Outdoors and wildfire - Western Slope
The Grand Mesa above Cedaredge holds hundreds of small fishing lakes
The Grand Mesa rises north of Cedaredge in Delta County and is dotted with hundreds of small stream-fed lakes stocked with trout, reached by forest roads off Highway 65.
Published June 10, 2026 - Last verified June 11, 2026
North of Cedaredge, the land climbs to the flat top of the Grand Mesa. Up there, hidden among the spruce and aspen, sit a remarkable number of small lakes. Forest Service and tourism sources describe more than 300 stream-fed lakes on and around the mesa, many holding rainbow, cutthroat, and brook trout. For an angler in Delta County, that is a lot of water within a day’s reach.
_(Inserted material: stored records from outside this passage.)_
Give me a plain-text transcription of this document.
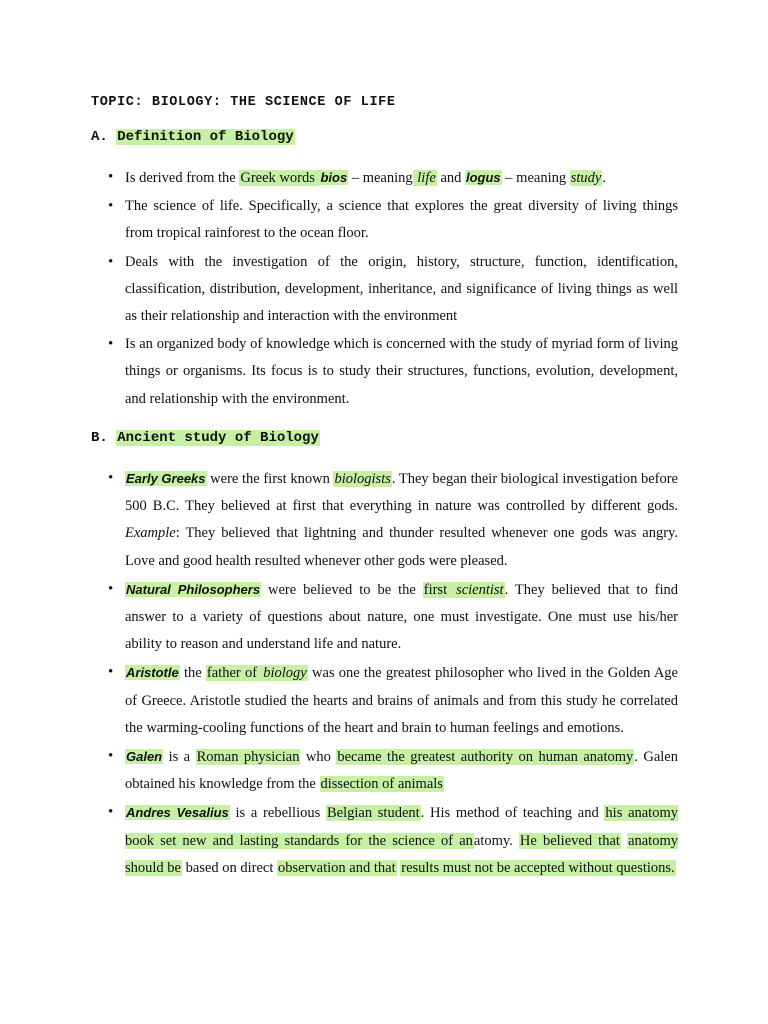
TOPIC: BIOLOGY: THE SCIENCE OF LIFE
A. Definition of Biology
• Is derived from the Greek words bios – meaning life and logus – meaning study.
• The science of life. Specifically, a science that explores the great diversity of living things from tropical rainforest to the ocean floor.
• Deals with the investigation of the origin, history, structure, function, identification, classification, distribution, development, inheritance, and significance of living things as well as their relationship and interaction with the environment
• Is an organized body of knowledge which is concerned with the study of myriad form of living things or organisms. Its focus is to study their structures, functions, evolution, development, and relationship with the environment.
B. Ancient study of Biology
• Early Greeks were the first known biologists. They began their biological investigation before 500 B.C. They believed at first that everything in nature was controlled by different gods. Example: They believed that lightning and thunder resulted whenever one gods was angry. Love and good health resulted whenever other gods were pleased.
• Natural Philosophers were believed to be the first scientist. They believed that to find answer to a variety of questions about nature, one must investigate. One must use his/her ability to reason and understand life and nature.
• Aristotle the father of biology was one the greatest philosopher who lived in the Golden Age of Greece. Aristotle studied the hearts and brains of animals and from this study he correlated the warming-cooling functions of the heart and brain to human feelings and emotions.
• Galen is a Roman physician who became the greatest authority on human anatomy. Galen obtained his knowledge from the dissection of animals
• Andres Vesalius is a rebellious Belgian student. His method of teaching and his anatomy book set new and lasting standards for the science of anatomy. He believed that anatomy should be based on direct observation and that results must not be accepted without questions.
Most of these lakes are small and sit at high elevation, so the open-water season is short and the high country can hold snow late into spring. Many are reached by Forest Service roads that branch off State Highway 65, the paved route up the mesa, near the Grand Mesa Visitor Center. Some lakes are a short walk from a pullout; others take a rougher road or a hike.
A few things worth planning for: weather changes fast and cold up high, services on the mesa are limited, and fishing rules are not the same lake to lake. Stocking, size and bag limits, and any special rules are set by the state wildlife agency and can differ by water.
Before you fish a Grand Mesa lake, check the current Colorado Parks and Wildlife fishing rules for that water, and check road and access conditions with the Grand Mesa, Uncompahgre and Gunnison National Forests.